Madrid is the heart. Our moments of tenderness blossom
as the ambulance and the sandbag;
our hours of friendship into a people's army.
To-morrow, perhaps the future. The research on fatigue
and the movements of packers; the gradual exploring of all the
octaves of radiation;
to-morrow the enlarging of consciousness by diet and breathing.
To-morrow the rediscovery of romantic love,
the photographing of ravens; all the fun under
liberty's masterful shadow;
to-morrow the hour of the pageant-master and the musician,
the beautiful roar of the chorus under the dome;
to-morrow the exchanging of tips on the breeding of terriers,
the eager election of chairmen
by the sudden forest of hands. But to-day the struggle.

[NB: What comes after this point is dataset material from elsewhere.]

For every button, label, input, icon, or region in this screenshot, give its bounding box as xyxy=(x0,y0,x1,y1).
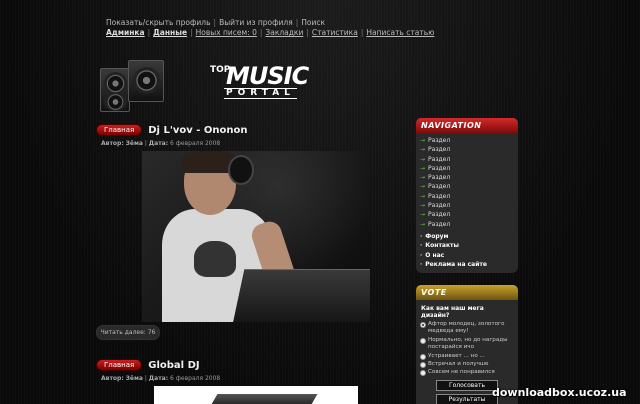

To-morrow for the young the poets exploding like bombs,
the walks by the lake, the weeks of perfect communion;
to-morrow the bicycle races
through the suburbs on summer evenings. But to-day the struggle.
To-day the deliberate increase in the chances of death,
the conscious acceptance of guilt in the necessary murder;
to-day the expending of powers
on the flat ephemeral pamphlet and the boring meeting.
To-day the makeshift consolations: the shared cigarette,
the cards in the candlelit barn, and the scraping concert,
the masculine jokes; to-day the
fumbled and unsatisfactory embrace before hurting.
The stars are dead. The animals will not look.
We are left alone with our day, and the time is short, and
history to the defeated
may say Alas but cannot help nor pardon.